Colin nodded but Harry pretended not to hear as he forged ahead down the path.

“Harry!” Elspeth called out to the boy as a gust of wind picked up a bunch of fallen leaves and swirled them across the path. But again he ignored her and this time took off running, this time around the bend of the path.

“Come back!” She dropped her basket and took Colin’s hand. “We have to go after him.”

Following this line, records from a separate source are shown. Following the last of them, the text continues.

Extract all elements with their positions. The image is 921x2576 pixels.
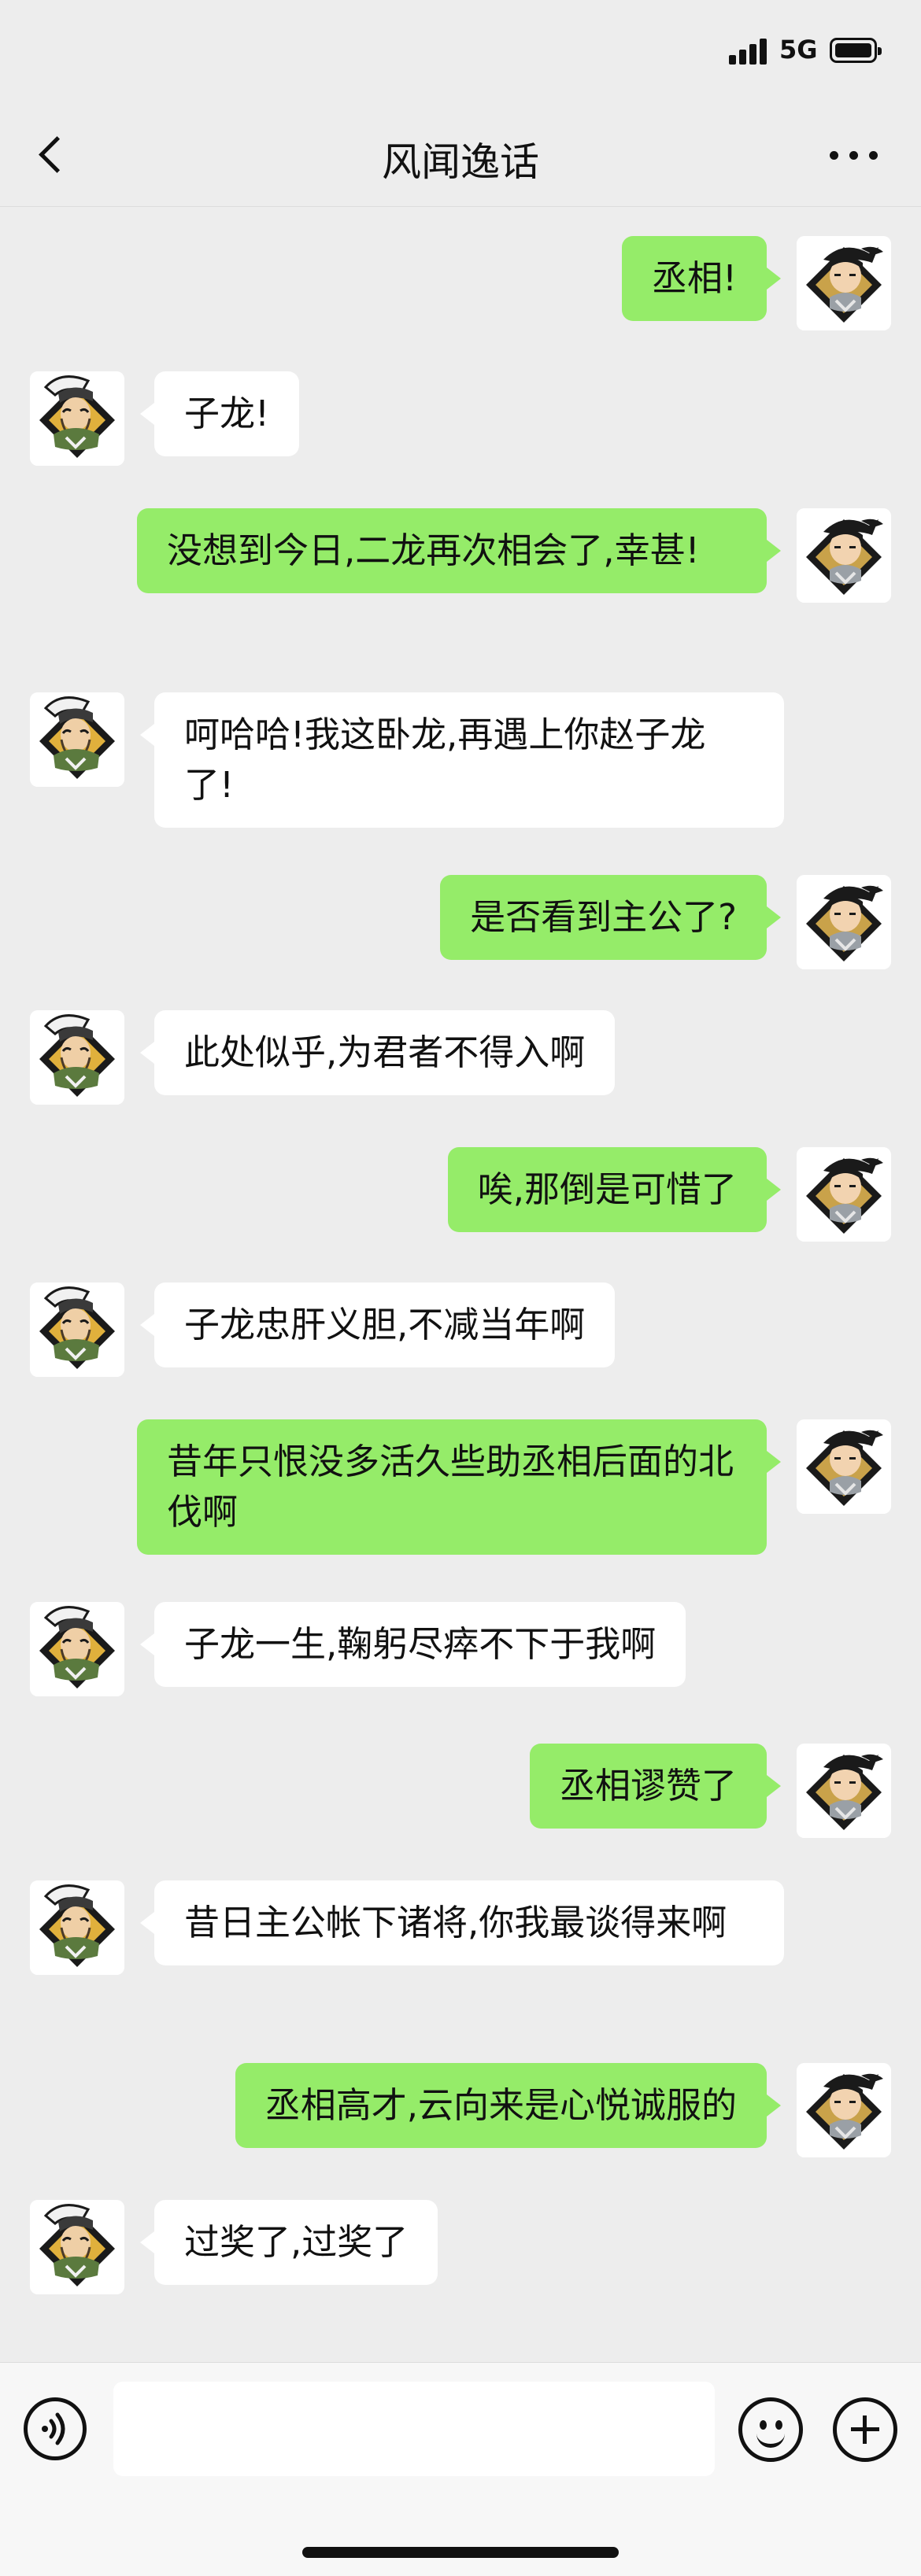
contact-avatar[interactable]: [30, 1282, 124, 1377]
outgoing-message-bubble[interactable]: 丞相高才,云向来是心悦诚服的: [235, 2063, 782, 2148]
contact-avatar[interactable]: [30, 692, 124, 787]
self-avatar[interactable]: [797, 875, 891, 969]
signal-icon: [729, 38, 768, 65]
outgoing-message-bubble[interactable]: 是否看到主公了?: [440, 875, 781, 960]
self-avatar[interactable]: [797, 508, 891, 603]
outgoing-message-bubble[interactable]: 丞相!: [621, 236, 782, 321]
self-avatar[interactable]: [797, 2063, 891, 2157]
contact-avatar[interactable]: [30, 1602, 124, 1696]
self-avatar[interactable]: [797, 1744, 891, 1838]
incoming-message-bubble[interactable]: 子龙一生,鞠躬尽瘁不下于我啊: [139, 1602, 686, 1687]
outgoing-message-bubble[interactable]: 昔年只恨没多活久些助丞相后面的北伐啊: [137, 1419, 781, 1555]
network-label: 5G: [779, 35, 818, 65]
incoming-message-bubble[interactable]: 呵哈哈!我这卧龙,再遇上你赵子龙了!: [140, 692, 784, 828]
contact-avatar[interactable]: [30, 2200, 124, 2294]
contact-avatar[interactable]: [30, 371, 124, 466]
incoming-message-bubble[interactable]: 昔日主公帐下诸将,你我最谈得来啊: [140, 1880, 784, 1965]
nav-bar: 风闻逸话: [0, 102, 921, 207]
voice-button[interactable]: [24, 2397, 87, 2460]
status-bar: 5G: [0, 0, 921, 102]
emoji-button[interactable]: [738, 2397, 803, 2462]
emoji-mouth: [756, 2431, 785, 2448]
contact-avatar[interactable]: [30, 1880, 124, 1975]
self-avatar[interactable]: [797, 1419, 891, 1514]
chat-title: 风闻逸话: [382, 139, 539, 185]
incoming-message-bubble[interactable]: 子龙!: [139, 371, 300, 456]
more-button[interactable]: [827, 140, 882, 172]
plus-button[interactable]: [833, 2397, 897, 2462]
emoji-eye: [775, 2420, 782, 2430]
input-bar: [0, 2362, 921, 2576]
message-input[interactable]: [113, 2382, 715, 2476]
voice-icon: [42, 2412, 65, 2445]
home-indicator: [302, 2547, 619, 2558]
self-avatar[interactable]: [797, 1147, 891, 1242]
contact-avatar[interactable]: [30, 1010, 124, 1105]
outgoing-message-bubble[interactable]: 没想到今日,二龙再次相会了,幸甚!: [137, 508, 781, 593]
outgoing-message-bubble[interactable]: 丞相谬赞了: [529, 1744, 782, 1829]
emoji-icon: [760, 2420, 767, 2430]
incoming-message-bubble[interactable]: 子龙忠肝义胆,不减当年啊: [139, 1282, 616, 1367]
incoming-message-bubble[interactable]: 此处似乎,为君者不得入啊: [139, 1010, 616, 1095]
incoming-message-bubble[interactable]: 过奖了,过奖了: [139, 2200, 438, 2285]
self-avatar[interactable]: [797, 236, 891, 330]
outgoing-message-bubble[interactable]: 唉,那倒是可惜了: [447, 1147, 782, 1232]
battery-icon: [830, 38, 882, 63]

The two ran, and Elspeth finally scooped the younger boy up and carried him down the path.

“Rascal,” she said, irritated. “Where did he go?”

“I know where he went.” Colin said. Elspeth stopped.

“Where?”

“The churchyard. To visit mama. Papa won’t take us.”

Elspeth put Colin down and looked through the trees. A short way up she could see the church with the little graveyard beside it. And there – just as Colin Harker had said – was his older brother.

“Why won’t he take you?” she asked.

“It makes him cry,” Colin said. “And men aren’t supposed to cry.”

“Your papa told you this?” Elspeth asked the question gently. She didn’t want to pry, but couldn’t help herself in this case.

“No,” Colin said, shaking his head. “I just know. I used to hear him in his room crying after we came back from leaving roses on her grave. I’d tell him not to be sad, that she was with the fairies. But he would just yell at me to go away.”

Elspeth stood from where she’d been kneeling beside Colin.

“Come on,” she said, taking his hand. “Let’s go.”

“But Papa will be mad.”

“No he won’t,” she said. “We won’t tell him.”

“Oh.” Colin didn’t venture an opinion on Elspeth’s plan and just watched as she stooped to pick a handful of ferns and lilies.

The two walked in through the little gate and into the churchyard, through the stones to where the mother and baby brother of Colin and Harry lay sleeping under the dirt. Wordlessly, she handed Harry the plants she had picked and he regarded them, then her, before silently taking them and laying them on his mother’s grave.

“I’m sorry,” Elspeth said. “I’m sorry that your mother and wee brother died.”

Harry stood and wiped his nose. “Thank you,” he said in the same stoic tone his father would have used, and in that moment he seemed to think of his father, too because he turned to Elspeth.

“You won’t tell him, will you? You won’t tell him that we came here. If you do there’ll e a thrashing.”

“There will be no thrashing,” she said. “Not for this. Even if I have to take it for you, I will.”

Harry turned then and hugged Elspeth, hard and desperately. And she put her hands on his shoulders which were shaking now with heavy sobs.

“There there,” she said. “Cry all you want.”

“I miss her,” he said. “I miss her so much. Why did she have to die?”

“I don’t know,” Elspeth said. “There doesn’t seem to be a good reason, but loss is part of life. That’s why we need to love the ones we’re with while we have them.”